Why Zulip will not move to a time-based message history limit

At Zulip, we believe that:

  • Our users should have full control over their data. Zulip is 100% free and open-source software, so you are never locked into a proprietary tool. You can export all your data with our high quality export and import tools; we will never hold it hostage. We also make it easy to self-host Zulip, so you can retain full control of your data.
  • Your chat history should be a valuable knowledge repository. That’s why Zulip’s powerful full-text search makes information easy to find, and you can permanently link to a Zulip conversation from emails, docs, or anywhere else. Open organizations can also make their public content freely available with the public access option.
  • As detailed in this post, a time-based limit to message history is simply a bad model for a collaboration tool. It makes the team chat app no longer viable for many situations where no budget exists for a paid plan.

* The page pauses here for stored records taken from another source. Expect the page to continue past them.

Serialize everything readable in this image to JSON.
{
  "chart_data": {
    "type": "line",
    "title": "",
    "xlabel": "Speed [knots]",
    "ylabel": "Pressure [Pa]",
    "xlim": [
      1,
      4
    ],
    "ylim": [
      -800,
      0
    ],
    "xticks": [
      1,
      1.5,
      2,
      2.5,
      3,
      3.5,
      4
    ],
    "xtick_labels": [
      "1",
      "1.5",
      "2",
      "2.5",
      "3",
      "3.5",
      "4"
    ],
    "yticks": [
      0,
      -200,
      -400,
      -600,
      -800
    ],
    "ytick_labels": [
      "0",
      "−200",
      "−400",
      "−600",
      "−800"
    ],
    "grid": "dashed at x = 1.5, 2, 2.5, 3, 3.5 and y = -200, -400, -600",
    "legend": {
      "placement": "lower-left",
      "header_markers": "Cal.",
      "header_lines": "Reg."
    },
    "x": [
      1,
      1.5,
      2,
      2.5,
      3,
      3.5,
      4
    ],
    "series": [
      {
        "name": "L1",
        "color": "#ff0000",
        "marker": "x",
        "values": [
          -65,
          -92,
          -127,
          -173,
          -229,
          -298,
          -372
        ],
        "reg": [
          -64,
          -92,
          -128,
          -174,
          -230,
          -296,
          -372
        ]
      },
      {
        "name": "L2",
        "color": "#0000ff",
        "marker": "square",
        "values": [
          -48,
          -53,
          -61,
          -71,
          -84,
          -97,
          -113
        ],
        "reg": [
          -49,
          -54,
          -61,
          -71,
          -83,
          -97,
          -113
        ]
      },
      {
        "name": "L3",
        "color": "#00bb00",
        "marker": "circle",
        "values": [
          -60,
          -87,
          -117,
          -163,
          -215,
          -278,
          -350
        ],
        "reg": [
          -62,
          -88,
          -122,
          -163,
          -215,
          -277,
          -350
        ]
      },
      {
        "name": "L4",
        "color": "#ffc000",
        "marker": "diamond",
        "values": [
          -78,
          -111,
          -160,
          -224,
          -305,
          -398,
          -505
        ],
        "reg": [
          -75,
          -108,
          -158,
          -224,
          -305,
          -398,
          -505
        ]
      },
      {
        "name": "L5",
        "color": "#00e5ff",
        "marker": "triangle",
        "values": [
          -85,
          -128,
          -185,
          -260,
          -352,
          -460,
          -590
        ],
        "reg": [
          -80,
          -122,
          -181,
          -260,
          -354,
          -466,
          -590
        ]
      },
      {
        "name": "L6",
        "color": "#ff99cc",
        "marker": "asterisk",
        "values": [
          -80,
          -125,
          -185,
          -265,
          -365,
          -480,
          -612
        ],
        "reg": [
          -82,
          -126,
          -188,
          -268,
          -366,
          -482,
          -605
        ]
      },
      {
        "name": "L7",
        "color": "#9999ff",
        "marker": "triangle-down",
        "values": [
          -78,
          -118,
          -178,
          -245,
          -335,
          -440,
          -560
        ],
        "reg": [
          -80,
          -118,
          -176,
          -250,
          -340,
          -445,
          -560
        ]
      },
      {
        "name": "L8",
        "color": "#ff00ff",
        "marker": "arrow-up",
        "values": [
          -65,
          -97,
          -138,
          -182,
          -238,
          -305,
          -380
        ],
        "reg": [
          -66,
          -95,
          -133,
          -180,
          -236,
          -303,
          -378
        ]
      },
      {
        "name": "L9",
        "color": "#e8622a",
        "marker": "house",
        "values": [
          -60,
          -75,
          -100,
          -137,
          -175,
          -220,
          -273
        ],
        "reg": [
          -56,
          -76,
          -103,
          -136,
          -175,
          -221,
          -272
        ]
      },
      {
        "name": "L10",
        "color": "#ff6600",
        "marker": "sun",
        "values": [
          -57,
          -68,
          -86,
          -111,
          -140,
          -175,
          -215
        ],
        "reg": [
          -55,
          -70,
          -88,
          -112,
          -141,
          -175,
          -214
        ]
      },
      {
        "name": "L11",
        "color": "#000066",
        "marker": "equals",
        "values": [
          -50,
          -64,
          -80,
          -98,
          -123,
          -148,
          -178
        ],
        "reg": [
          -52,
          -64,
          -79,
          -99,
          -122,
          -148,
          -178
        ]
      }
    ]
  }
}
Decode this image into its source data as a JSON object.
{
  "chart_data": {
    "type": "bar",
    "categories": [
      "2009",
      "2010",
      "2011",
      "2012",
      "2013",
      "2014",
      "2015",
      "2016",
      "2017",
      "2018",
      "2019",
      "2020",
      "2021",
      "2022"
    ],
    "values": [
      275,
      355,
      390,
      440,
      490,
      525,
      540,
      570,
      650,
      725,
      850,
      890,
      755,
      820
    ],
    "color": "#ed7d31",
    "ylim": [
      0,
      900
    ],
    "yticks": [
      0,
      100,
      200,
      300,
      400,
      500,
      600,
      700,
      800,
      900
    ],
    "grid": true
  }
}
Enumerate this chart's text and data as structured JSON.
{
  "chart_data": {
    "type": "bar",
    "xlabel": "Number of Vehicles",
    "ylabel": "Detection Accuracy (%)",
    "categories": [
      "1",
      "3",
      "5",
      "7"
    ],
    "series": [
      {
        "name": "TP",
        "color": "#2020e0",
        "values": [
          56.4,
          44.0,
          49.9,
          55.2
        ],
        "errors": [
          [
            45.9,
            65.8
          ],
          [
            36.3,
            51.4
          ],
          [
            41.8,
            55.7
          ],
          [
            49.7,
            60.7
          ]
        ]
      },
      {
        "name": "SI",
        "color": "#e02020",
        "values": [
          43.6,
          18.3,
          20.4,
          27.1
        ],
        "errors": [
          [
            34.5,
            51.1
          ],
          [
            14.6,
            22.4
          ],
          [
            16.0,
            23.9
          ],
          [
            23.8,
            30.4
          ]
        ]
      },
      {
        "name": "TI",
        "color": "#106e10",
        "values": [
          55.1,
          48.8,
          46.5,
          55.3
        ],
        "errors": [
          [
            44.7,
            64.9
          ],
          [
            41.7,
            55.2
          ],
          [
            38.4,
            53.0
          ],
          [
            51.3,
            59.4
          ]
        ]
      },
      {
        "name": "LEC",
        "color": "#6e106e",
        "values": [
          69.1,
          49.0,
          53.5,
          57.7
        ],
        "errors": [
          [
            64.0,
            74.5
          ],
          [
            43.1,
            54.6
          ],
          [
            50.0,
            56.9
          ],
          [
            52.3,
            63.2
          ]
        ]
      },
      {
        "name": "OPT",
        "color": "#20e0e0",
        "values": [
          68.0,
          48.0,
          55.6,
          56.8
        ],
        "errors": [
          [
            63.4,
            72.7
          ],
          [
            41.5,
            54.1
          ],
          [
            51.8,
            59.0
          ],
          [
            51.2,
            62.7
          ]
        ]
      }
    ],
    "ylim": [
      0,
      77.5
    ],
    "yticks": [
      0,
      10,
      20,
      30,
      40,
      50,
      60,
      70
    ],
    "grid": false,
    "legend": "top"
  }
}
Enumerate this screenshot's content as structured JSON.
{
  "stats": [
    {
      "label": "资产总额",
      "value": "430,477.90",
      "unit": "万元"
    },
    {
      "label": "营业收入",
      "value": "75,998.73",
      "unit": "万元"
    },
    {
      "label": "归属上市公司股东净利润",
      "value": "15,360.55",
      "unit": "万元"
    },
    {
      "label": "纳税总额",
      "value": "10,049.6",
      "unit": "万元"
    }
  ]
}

If you’re looking for an alternative following Slack’s policy changes, we hope you consider Zulip. Zulip is an open-source team collaboration tool with unique topic-based threading that is ideal for both live and asynchronous conversations. Fortune 500 companies, leading open-source projects, and thousands of other organizations use Zulip every day. Zulip’s 100% open-source software is available as a managed cloud service or a self-hosted solution. And you can import your data from Slack, to the extent that Slack lets you export it.

We are proud to fully sponsor Zulip Cloud Standard hosting for hundreds of worthy organizations, including research groups, open-source projects, non-profits, and communities, and we plan to be there for our users for years to come. But should we ever find ourselves in a situation where we need to dramatically diminish the utility of Zulip Cloud’s plans, we’ll be honest and transparent in doing so, and not use misleading statistics to claim otherwise.